Oil giants merge continuing efforts to keep firefighters ready for action BP’s semi-annual corporate fire school at Brayton Fire Training Field in Texas is steadily growing into a collaborative effort with Marathon Oil, a BP spokesman said. Half the students attending the school in April 2016 work for Marathon.
Brad Byczynski, BP’s global response manager, attributes the joint operation to the “BP-Amoco-Arco heritage” of maintaining a strong fire training program.
“It makes sense to continue to collaborate,” Byczynski said. “Marathon certainly believes in the training package that BP has put together.”
Mark Garvin, fire chief with Marathon’s Galveston Bay refinery, said other Marathon emergency response teams showed immediate curiosity about the BP fire training after the Galveston Bay facility was acquired by Marathon in 2013.
“It’s a fairly well established curriculum but I still have input into it,” Garvin said.
The Galveston Bay facility has participated in previous BP corporate schools, he said. Twenty members of the Galveston Bay ERT are on hand for the latest BP school at Brayton.
“The majority of these guys are new firefighters, so this is quite an experience for them,” Garvin said.
Byczynski said the size of the April school is significantly impacted by spring turnarounds at BP facilities. Cost pressure throughout the oil industry is another factor.
“It puts people in the position of not necessarily eliminating training, but certainly deferring it,” Byczynski said. “It is still an essential part of doing business.”

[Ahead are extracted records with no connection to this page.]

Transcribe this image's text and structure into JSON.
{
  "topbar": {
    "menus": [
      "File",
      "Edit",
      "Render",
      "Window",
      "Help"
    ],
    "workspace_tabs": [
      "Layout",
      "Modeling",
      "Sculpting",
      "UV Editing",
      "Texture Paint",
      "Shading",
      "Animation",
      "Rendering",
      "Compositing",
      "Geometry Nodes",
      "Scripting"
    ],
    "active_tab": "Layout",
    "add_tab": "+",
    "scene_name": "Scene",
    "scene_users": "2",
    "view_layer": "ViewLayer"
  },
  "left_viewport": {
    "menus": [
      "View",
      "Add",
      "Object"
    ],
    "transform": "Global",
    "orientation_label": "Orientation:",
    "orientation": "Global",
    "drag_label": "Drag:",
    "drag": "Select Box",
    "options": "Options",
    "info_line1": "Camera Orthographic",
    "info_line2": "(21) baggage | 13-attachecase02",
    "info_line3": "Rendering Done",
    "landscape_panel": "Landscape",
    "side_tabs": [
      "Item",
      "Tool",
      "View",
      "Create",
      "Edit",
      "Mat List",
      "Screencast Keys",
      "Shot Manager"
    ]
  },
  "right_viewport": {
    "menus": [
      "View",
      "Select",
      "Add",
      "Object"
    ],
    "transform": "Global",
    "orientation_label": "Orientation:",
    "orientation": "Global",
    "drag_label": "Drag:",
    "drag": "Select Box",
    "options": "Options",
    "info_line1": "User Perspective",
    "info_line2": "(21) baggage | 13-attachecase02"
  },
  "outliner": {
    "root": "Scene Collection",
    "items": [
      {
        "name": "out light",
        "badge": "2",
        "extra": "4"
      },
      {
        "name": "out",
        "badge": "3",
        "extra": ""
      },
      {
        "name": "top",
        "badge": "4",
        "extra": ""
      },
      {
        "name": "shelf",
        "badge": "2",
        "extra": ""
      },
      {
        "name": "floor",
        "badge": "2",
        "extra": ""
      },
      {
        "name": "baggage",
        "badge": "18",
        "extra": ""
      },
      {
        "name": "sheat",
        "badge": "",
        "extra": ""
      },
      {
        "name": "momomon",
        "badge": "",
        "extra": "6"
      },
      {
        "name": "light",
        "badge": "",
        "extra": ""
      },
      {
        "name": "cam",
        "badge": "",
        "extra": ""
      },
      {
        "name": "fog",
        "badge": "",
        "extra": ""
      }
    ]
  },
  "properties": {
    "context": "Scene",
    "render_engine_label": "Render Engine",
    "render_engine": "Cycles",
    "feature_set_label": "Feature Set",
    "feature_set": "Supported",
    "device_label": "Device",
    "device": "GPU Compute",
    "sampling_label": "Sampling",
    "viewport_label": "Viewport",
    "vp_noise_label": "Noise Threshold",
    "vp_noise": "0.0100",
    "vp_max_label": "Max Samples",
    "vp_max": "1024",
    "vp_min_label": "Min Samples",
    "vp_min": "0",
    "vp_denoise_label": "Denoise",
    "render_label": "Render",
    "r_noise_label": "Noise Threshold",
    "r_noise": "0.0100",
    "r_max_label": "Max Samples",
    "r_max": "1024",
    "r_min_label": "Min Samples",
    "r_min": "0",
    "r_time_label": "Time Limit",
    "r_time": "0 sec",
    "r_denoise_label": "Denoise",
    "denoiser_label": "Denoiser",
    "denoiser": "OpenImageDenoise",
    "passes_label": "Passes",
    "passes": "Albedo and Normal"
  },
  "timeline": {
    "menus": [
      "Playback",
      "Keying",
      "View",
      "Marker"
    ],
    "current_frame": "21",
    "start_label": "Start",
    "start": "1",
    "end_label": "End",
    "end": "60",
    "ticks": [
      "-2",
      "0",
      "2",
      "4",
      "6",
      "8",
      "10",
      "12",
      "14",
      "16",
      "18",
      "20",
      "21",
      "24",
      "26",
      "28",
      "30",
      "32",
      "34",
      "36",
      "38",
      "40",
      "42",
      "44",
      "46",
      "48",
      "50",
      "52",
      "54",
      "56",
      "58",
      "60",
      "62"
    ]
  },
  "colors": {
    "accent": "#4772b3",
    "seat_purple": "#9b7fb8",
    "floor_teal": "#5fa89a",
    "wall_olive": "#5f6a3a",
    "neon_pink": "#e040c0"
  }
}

The April class was entirely domestic with no overseas students, he said. However, participation was extended to several municipal fire departments with BP facilities in their jurisdiction.
Curriculum for the April school consisted of a benchmark of the BP fire training program – “Mass Exterior I.” Byczynski described it as fundamental fire fighting based on the NFPA 1081 standards for industrial fire brigade professional qualifications.
“We make sure to stay in stride with technical innovations,” he said. “But the underlying principles, the basic methodology in terms of response, haven’t changed, be it hose handling, fire chemistry or using fixed or portable master streams.”
The BP-Amoco-Arco relationship with Brayton stretches back to the early 1970s. In 2006, BP donated a $500,000 state-of-the-art liquefied natural gas training project to Brayton. However, BP has conducted fire training schools in Malaysia and Australia and is pursuing training opportunities in Europe, Byczynski said.
“Obviously, the challenge is delivering the BP program to international students,” he said. “While we appreciate the size and scale of what can be done here, getting them all the way to Texas A&M is a pretty heavy lift.”
At Brayton, the climax of the April school was a night burn involving three different projects – the pipe rack, process unit and pipe alley. At least two of the three projects burned simultaneously during the exercise. See the video at https://www.youtube.com/watch?v=j8gfQ39ywDs.
Still, Byczynski said the triple play scenario was pretty standard for a BP fire school.
“There’s probably nothing really dramatic about it for us.”